ECOWAS has learned the hard way that agreements signed in Bamako or Ouagadougou can be repudiated months later under claims of “reclaimed sovereignty.” Regional integration treaties, decades in the making, have been discarded in weeks to appease populist rhetoric. Negotiating “exemplary cooperation” with partners who view international law as optional is akin to building on shifting sands.

The broken social contract with Sahel citizens

The gravest betrayal, however, is the abandonment of commitments to the people of the Sahel. The juntas of the AES, which rose to power promising restored security and state renewal, now stand accused of:

  • Suspending political parties and suffocating civil society.
  • Silencing independent media and persecuting dissent under the banner of “national unity.”
  • Failing to curb the escalation of violence, despite shifting geopolitical alliances.

In short, the fundamental duty of any state—to protect its citizens while upholding their freedoms—is being systematically violated.

Dialogue with accountability: the only path forward

ECOWAS is right to prioritize avoiding a chaotic rupture. Sustaining technical and economic bridges is a survival imperative for the subregion.

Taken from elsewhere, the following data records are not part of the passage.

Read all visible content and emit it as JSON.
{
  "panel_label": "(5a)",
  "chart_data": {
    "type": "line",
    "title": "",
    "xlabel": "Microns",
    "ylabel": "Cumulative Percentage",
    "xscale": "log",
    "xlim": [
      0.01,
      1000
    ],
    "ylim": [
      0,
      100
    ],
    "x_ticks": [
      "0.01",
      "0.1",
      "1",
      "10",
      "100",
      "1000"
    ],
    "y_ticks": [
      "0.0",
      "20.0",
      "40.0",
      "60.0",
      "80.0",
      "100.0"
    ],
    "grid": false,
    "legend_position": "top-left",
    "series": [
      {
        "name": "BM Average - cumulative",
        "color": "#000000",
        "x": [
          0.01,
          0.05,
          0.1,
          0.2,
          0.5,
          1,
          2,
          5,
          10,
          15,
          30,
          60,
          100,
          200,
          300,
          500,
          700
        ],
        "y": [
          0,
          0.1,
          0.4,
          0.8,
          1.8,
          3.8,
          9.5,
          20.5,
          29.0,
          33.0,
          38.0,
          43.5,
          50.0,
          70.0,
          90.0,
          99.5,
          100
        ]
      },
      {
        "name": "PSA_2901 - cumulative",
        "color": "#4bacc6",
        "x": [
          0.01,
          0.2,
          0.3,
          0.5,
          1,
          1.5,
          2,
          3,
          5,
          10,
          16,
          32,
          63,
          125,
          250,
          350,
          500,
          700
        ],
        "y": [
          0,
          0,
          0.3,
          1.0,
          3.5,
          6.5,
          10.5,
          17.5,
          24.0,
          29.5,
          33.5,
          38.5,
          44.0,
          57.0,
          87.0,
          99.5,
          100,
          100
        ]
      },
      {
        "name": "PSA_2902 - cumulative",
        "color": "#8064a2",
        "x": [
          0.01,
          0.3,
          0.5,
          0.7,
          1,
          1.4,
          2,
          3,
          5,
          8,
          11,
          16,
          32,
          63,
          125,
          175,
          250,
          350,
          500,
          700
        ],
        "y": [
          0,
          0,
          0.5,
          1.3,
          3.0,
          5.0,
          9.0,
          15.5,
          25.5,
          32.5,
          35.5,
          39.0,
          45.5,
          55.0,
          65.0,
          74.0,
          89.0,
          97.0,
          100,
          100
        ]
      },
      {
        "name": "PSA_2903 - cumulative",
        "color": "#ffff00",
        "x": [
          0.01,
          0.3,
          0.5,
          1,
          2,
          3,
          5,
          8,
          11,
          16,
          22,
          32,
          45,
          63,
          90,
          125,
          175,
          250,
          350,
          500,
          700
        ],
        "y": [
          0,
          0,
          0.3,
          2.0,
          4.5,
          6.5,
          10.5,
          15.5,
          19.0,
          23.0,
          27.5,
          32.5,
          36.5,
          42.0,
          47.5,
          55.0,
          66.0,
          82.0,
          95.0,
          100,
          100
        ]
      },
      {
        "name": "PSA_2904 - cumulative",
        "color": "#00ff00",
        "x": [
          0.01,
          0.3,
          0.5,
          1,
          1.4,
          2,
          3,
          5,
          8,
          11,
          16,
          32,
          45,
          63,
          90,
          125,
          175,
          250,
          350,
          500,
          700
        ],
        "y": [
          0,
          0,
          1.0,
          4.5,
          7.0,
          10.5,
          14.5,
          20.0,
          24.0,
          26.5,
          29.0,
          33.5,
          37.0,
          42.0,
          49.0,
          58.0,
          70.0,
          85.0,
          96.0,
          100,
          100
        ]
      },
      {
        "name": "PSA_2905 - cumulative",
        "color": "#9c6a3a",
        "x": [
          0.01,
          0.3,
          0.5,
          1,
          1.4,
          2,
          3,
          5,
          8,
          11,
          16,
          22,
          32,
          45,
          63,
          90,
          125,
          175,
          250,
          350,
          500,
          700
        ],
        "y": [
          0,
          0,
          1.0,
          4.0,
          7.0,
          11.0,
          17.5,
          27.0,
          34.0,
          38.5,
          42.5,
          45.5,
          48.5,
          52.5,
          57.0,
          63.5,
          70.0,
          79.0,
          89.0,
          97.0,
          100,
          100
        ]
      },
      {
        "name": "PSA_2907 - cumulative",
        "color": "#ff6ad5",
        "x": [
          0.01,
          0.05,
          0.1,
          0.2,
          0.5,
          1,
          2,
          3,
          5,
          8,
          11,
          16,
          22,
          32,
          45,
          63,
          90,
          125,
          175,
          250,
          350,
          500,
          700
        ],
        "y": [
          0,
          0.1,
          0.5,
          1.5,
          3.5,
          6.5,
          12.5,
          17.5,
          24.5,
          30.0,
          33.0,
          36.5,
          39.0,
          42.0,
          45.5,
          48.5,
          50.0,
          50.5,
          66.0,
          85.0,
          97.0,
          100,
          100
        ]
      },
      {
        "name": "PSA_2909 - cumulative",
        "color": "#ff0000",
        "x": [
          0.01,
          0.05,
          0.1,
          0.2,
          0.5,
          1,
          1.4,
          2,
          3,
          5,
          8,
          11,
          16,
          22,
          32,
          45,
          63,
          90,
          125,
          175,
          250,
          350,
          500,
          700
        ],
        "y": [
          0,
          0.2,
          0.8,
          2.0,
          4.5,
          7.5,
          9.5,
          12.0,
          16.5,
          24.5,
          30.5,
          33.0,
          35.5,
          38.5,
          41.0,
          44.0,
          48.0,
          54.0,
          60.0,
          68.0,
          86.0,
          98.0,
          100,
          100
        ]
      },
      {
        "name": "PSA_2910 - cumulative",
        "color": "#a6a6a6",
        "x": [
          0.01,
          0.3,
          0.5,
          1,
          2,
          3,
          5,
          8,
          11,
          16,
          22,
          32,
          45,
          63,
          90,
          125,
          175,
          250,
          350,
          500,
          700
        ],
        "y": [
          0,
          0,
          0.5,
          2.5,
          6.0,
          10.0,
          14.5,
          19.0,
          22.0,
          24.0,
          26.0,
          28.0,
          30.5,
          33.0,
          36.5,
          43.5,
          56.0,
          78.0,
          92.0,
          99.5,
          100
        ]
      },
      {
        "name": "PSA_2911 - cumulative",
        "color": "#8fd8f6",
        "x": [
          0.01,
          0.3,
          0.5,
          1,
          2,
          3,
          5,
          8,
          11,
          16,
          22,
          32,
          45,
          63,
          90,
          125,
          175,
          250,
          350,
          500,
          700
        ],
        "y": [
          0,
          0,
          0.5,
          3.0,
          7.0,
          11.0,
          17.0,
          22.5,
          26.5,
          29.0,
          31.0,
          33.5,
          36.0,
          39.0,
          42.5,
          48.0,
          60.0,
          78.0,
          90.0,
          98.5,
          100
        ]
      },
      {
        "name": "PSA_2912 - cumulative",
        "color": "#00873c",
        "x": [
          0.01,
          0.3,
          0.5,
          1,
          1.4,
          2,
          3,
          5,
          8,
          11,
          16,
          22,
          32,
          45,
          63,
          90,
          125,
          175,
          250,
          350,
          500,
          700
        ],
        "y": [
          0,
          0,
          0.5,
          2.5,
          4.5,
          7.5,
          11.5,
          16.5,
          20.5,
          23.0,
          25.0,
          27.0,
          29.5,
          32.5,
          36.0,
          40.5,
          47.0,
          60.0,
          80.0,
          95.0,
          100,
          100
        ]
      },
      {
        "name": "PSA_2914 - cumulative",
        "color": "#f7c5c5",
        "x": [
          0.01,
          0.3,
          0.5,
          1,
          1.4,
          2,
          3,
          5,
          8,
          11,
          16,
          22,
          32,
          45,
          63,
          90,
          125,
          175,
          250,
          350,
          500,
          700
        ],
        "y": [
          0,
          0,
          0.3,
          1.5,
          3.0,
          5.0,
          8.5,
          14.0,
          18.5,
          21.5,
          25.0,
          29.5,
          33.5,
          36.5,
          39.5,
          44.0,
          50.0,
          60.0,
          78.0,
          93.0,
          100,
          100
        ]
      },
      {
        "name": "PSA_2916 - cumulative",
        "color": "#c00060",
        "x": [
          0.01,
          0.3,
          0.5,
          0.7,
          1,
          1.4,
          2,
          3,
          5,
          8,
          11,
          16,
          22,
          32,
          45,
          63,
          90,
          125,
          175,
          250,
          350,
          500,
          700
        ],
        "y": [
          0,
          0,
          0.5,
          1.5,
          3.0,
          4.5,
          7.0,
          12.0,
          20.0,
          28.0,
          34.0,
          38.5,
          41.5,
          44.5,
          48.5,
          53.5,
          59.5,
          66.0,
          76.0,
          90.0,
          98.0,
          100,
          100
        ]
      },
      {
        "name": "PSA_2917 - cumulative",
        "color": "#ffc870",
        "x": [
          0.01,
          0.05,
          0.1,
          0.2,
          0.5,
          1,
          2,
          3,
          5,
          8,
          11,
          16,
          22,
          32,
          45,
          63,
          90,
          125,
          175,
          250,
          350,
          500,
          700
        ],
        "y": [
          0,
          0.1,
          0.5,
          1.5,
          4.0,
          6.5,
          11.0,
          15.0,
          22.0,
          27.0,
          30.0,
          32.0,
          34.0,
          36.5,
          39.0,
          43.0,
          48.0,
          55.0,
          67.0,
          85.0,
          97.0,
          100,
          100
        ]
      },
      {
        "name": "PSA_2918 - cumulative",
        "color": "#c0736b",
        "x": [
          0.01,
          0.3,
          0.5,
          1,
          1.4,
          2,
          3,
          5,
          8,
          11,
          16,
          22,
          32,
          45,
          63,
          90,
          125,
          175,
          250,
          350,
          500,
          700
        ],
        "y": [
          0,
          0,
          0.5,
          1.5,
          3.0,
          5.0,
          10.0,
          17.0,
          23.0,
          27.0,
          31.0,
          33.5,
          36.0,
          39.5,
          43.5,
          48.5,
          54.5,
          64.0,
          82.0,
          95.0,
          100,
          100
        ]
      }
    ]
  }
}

However, unyielding vigilance is essential. The regional body cannot afford to legitimize de facto situations or grant international credibility to regimes that leverage negotiation time solely to entrench personal power. Dialogue must come with tangible, binding guarantees. Without such safeguards, this latest mediation effort risks perpetuating a familiar cycle: hollow promises followed by inevitable betrayal.